Blum admitted to the San Francisco Chronicle that he’s “been doing it forever.”

“My cousin’s brother wanted to get into Davis. They’d send me a letter and tell me why the person is a good kid, and I’ll send it on to the chancellor. Been doing it forever.”

“I’m not convinced I’ve done anything wrong. It all sounds kinda boring to me,” he added. “This is the first time I’ve heard that maybe I did something that wasn’t right.

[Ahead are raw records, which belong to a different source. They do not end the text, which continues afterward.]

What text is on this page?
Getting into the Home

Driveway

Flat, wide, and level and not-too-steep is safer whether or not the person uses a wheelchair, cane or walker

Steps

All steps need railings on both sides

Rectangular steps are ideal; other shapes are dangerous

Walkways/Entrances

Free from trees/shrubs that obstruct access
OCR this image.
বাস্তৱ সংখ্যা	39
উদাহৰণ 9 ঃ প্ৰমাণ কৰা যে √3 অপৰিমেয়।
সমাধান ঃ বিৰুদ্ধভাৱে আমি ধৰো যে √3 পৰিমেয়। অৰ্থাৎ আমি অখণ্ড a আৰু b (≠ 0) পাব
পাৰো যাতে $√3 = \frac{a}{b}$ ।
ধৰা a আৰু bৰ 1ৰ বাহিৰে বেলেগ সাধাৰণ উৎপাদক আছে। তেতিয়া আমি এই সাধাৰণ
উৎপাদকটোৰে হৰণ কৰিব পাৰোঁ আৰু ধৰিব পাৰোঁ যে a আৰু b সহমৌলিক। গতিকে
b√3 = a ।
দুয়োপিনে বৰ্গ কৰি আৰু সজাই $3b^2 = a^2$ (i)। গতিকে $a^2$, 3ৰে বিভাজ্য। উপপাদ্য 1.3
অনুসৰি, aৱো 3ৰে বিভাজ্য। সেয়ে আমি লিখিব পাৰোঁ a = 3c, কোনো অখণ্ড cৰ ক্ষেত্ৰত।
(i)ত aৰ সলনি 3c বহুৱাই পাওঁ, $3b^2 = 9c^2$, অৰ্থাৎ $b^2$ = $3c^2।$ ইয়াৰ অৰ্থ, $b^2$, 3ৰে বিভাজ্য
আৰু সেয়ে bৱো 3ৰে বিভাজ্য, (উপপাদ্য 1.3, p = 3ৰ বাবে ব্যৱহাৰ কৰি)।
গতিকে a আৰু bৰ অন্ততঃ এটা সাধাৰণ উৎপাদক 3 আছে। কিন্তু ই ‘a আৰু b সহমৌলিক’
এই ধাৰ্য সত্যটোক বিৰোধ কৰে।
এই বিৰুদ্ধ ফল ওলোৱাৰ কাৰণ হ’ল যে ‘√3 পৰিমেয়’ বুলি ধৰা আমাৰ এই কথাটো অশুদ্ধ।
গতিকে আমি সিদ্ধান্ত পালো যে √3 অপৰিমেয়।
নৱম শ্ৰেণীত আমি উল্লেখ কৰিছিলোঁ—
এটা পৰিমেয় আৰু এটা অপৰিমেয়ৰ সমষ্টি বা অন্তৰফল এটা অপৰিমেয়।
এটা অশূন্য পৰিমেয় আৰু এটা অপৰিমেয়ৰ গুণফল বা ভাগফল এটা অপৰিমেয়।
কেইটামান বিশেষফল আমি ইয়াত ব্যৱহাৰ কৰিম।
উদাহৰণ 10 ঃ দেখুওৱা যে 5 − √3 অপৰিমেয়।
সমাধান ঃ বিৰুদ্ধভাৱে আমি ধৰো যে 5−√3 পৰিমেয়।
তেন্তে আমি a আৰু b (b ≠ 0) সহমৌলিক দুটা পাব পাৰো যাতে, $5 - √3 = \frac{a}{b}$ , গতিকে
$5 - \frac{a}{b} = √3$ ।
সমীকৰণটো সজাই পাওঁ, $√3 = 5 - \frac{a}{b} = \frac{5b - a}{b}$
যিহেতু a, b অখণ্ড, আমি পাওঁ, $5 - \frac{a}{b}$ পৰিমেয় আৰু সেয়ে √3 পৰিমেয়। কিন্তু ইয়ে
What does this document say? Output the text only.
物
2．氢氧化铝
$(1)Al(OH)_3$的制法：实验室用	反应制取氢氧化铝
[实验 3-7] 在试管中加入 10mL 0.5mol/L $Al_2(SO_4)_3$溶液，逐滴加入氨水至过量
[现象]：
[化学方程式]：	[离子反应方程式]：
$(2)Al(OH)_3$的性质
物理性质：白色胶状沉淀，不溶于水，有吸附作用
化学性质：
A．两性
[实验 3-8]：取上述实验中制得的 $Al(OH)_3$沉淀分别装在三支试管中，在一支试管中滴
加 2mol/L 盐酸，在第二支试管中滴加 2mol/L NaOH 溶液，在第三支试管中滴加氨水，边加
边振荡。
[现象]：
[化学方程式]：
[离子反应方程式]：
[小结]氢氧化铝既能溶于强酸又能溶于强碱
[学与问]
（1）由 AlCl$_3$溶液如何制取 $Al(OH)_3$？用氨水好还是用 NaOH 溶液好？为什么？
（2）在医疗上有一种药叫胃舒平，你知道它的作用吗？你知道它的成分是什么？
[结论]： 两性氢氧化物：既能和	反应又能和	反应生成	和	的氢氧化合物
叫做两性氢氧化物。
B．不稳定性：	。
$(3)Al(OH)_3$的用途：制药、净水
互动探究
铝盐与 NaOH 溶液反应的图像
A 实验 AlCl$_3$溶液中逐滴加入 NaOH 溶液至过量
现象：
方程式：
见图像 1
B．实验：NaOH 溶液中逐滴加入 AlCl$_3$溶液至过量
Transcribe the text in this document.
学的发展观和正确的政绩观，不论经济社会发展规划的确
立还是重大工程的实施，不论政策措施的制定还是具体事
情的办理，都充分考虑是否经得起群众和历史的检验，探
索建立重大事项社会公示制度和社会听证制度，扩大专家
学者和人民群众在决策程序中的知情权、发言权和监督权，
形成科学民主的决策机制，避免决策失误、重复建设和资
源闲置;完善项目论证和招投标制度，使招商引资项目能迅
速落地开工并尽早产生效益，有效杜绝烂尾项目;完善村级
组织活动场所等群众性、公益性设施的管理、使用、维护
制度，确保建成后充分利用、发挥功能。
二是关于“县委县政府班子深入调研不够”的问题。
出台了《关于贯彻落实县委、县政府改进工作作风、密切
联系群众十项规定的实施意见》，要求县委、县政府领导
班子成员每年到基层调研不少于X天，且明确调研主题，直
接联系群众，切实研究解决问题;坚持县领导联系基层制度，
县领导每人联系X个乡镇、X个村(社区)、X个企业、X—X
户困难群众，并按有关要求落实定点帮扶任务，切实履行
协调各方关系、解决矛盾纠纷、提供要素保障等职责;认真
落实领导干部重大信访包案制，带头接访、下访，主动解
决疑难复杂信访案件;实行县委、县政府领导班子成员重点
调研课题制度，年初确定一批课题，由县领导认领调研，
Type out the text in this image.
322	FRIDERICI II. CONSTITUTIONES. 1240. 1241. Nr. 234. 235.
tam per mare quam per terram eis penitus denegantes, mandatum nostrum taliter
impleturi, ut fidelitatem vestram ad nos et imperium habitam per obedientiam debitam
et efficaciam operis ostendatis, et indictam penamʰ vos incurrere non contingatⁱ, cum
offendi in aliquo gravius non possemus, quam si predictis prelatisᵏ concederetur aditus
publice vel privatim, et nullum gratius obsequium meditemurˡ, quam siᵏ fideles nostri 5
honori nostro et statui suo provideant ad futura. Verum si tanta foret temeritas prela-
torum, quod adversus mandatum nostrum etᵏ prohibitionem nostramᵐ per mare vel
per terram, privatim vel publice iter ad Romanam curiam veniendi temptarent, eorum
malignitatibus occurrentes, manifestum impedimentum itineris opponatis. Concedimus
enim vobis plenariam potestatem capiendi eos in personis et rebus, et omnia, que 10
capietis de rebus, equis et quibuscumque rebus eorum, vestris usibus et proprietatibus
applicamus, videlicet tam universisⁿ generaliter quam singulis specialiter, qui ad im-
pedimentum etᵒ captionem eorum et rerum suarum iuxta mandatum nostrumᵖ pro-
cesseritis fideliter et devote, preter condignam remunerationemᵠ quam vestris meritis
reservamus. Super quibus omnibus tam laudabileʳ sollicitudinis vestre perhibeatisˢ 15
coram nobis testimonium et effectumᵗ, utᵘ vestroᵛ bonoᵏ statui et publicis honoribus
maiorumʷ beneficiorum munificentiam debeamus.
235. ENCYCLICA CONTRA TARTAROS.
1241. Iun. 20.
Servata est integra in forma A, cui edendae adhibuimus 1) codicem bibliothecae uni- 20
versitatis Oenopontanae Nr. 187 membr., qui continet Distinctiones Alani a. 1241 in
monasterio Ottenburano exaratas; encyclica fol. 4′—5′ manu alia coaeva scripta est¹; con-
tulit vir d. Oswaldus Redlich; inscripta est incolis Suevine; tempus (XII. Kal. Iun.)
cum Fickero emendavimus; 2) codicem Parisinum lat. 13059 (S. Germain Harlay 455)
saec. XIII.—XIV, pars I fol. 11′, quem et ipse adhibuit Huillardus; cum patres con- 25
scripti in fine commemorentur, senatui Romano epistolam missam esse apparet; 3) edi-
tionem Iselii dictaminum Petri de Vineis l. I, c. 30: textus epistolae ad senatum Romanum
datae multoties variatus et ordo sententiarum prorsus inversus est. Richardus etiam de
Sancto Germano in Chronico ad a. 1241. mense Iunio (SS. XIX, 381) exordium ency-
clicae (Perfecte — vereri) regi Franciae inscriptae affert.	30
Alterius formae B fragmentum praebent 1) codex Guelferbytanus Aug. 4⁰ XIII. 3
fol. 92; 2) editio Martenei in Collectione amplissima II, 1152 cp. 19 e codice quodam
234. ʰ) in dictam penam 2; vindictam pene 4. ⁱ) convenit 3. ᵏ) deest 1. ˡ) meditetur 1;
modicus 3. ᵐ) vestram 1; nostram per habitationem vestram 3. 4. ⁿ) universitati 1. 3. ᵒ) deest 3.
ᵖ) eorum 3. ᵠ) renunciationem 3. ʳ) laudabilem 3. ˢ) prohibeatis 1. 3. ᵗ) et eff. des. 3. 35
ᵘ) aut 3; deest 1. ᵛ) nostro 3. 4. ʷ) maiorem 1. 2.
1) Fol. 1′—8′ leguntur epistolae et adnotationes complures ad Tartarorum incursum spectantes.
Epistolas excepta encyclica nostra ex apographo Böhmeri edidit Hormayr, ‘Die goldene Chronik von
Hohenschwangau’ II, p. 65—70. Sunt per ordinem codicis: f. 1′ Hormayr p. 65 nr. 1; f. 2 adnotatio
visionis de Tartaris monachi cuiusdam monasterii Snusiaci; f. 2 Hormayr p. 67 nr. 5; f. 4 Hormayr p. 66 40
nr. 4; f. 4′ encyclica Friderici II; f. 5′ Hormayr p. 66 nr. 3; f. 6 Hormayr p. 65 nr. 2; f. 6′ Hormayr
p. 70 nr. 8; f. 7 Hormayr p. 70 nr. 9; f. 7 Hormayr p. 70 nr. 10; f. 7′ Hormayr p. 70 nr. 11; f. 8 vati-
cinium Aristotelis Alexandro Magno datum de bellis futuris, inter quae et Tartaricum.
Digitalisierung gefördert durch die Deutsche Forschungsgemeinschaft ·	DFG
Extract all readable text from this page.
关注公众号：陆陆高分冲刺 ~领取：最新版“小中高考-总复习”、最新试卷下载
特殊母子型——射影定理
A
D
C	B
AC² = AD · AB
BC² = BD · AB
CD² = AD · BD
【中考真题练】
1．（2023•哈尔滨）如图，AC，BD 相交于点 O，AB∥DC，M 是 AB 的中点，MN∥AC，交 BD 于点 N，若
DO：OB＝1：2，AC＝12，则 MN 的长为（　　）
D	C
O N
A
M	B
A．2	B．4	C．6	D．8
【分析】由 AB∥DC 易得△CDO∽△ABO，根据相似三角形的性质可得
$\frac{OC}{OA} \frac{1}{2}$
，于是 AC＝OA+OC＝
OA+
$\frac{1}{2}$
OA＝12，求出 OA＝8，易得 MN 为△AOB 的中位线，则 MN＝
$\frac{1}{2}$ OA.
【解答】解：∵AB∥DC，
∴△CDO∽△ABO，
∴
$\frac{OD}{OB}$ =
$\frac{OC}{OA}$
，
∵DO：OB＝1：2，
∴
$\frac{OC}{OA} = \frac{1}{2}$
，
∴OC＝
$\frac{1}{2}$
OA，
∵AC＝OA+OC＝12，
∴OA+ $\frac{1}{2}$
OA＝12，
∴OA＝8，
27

I think it’s a bunch of nonsense.”



The UC Board of Regents Policy 2201 says that “members of the Board of Regents should not seek to influence inappropriately the outcome of admissions decisions beyond sending letters of recommendation, where appropriate, through the regular admissions process and officers.”

UC Regents Chair John Pérez said in a statement to the San Francisco Chronicle that these matters are taken seriously, and “any violations will be promptly and appropriately addressed.”

According to the audit of the applicant:



“This applicant had only about a 26 percent chance of being admitted to UC Berkeley on their own based on the ratings that readers had assigned their application. The email records we reviewed indicate that staff in the admissions office consulted with the development office about who should be admitted from the waitlist. The admissions office also prioritized the admission of applicants on the waitlist whom staff had recommended, as well as applicants on a list that the former admissions director created. It is therefore likely that the applicant whom the Regent recommended would have been on a list that received priority admission from the waitlist. Given the low likelihood of this applicant’s admission and the prominent and influential role that Regents have within the university, we conclude that the decision to admit this applicant was likely influenced by the Regent’s advocacy.”

How can he be convinced that he did nothing wrong despite all of that?